On-demand eBPF diagnostics with Podtrace
ToolingComments
I disagree that permissions are the primary hurdle. Most modern orchestration layers allow for temporary privilege escalation via specific controllers, so the bottleneck is more likely kernel version compatibility.
That means this could actually push teams to modernize their kernels... which would bring so many other performance wins... maybe this is the catalyst for finally moving off legacy nodes?
The claim about avoiding overhead forgets the attachment spike. Historically, triggering on-demand eBPF during a live incident has often pushed an already stressed node into a crash.
The spikes are a problem, but the bigger issue is usually the permissions. In a real production environment, the person seeing the error usually doesn't have the access required to trigger a kernel-level trace on the fly.
If we consider environments with strict kernel lockdown or Seccomp profiles, the ability to attach probes on the fly might be blocked by default. Would this tool require pre-approved privileges that effectively negate the on-demand flexibility in locked-down clusters?

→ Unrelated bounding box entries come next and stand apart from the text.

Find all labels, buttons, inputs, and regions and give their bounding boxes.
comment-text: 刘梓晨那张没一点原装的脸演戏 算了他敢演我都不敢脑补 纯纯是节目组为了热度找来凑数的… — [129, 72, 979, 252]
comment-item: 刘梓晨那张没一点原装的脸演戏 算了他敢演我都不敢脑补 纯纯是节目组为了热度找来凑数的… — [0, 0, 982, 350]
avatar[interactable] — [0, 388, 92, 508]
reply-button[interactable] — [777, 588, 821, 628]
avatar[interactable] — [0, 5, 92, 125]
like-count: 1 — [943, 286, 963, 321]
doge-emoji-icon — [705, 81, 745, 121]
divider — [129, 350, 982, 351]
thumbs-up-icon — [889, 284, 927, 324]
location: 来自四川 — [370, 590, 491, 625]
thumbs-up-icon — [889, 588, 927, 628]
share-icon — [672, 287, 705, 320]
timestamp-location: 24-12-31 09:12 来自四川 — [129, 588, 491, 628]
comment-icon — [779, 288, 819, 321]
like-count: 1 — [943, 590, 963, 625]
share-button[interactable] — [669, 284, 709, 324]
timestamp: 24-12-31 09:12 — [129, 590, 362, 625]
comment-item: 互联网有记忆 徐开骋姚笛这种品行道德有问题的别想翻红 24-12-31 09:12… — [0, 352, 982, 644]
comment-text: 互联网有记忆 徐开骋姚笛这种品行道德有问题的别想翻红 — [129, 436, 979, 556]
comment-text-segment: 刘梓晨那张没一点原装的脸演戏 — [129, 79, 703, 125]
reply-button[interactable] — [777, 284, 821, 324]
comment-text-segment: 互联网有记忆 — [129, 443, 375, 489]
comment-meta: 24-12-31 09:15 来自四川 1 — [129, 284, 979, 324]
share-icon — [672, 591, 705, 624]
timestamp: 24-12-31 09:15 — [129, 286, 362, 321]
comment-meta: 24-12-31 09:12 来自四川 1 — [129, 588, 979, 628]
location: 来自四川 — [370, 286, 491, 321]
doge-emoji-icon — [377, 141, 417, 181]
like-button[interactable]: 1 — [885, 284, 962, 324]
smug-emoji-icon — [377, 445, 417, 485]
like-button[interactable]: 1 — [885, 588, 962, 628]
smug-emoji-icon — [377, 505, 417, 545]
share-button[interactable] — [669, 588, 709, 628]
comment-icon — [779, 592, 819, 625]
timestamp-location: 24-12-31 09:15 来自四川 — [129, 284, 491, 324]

Is this just a fancy way of admitting that sidecars were a mistake? If we can just use the kernel, why are we still pretending that the one agent per pod model is sustainable?
This mirrors the trade-off seen in serverless functions. You trade constant baseline overhead for unpredictable latency and resource spikes during the initialization phase.
This approach could lower the barrier for developers who need deep visibility but aren't eBPF experts. Removing the need for a complex sidecar rollout makes it easier to verify a hypothesis in production without a full deployment cycle.